There are A few different types of Administrators & Security Coordinators. The proactive ones, The passive ones, the reactive ones, and the ones in denial. There are also funding levels which can help or hinder the reactions. Fully funded, Partially funded, justify the cost, underfunded, and no funding.

Over the next few days we will discuss some of the differences and how they can affect your business.

-- Tim Krabec

Thursday, January 3, 2008

Plan your Updates carefully

Here is a excerpt from a chat I had with a few Colleagues. Names and details may have been changed.

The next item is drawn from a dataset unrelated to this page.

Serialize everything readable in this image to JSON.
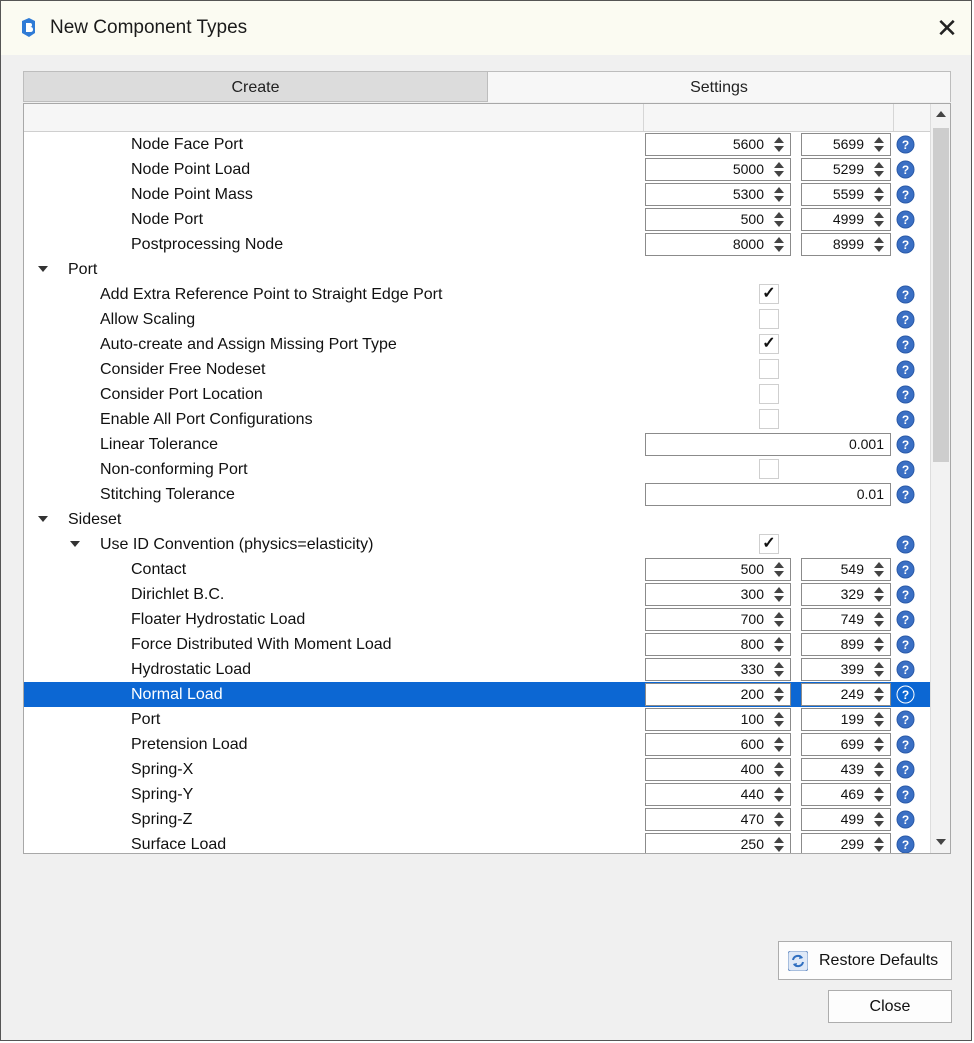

[18:16] Fred> I just got my nosed rubbed in an important systems update rule
of thumb
[18:17] tk> rtfm?
[18:17] tk> Or not before a holiday weekend?
[18:17] Fred> yep you hit it with your 2nd guess
[18:18] Fred> fallout not complete yet, but fortunately I'm not the one who
actually made the mistake
[18:18] tk> I avoid upgrading anything, except when I've got time
[18:19] tk> what did you upgrade?
[18:19] Fred> we have about a dozen checkpoint edge devices and push policy out
to them from a central server
[18:19] Fred> one one of them, the policy did not install correctly
[18:19] Fred> let me guess, not all in 1 location
[18:20] Fred> oh no, they're scattered all over the county, physically
[18:20] Fred> when this happens instead of using the previous policy they
behave as though no policy is present at all
[18:20] tk> Joy
[18:20] Fred> yep
[18:20] Fred> so, after determining the problem, I pushed the policy out to
that one box, and things started behaving normally
[18:21] tk> nice
[18:21] Fred> but, the device had been down for 4 days over the holidays
[18:21] tk> eek
[18:21] KL> good thing you have a layered defense model....
[18:21] Fred> I know - the PD being (ahem) protected was not happy
[18:22] Fred> they should have a fallback
[18:22] Fred> like, EVDO cards
[18:23] tk> or Dial up :)
[18:23] Fred> well, several things happened to make this last longer than it
should have
[18:23] Fred> one, the on-call pager person did not follow up on the initial
[18:24] Fred> this was a new guy, doing it for the first time, so he's
probably going to get off lightly
[18:25] Fred> but, zero, the policy should not have been pushed just before
a major holiday weekend
[18:25] Fred> that's the fundamental rule that was broken

A few "Rules" for Updating systems

  1. Do not update before a holiday weekend, vacation or business trip, unless you plan on working
  2. Communicate with remote locations, make sure they are aware of the upgrade
  3. Plan for stuff to go wrong, it probably will
  4. If your sites are spread over a multiple locations, have a plan to remedy the situation in a timely manner.
  5. Make sure all on site techs know that an upgrade is planned and issues related to the update need to be addressed promptly.
-- Tim Krabec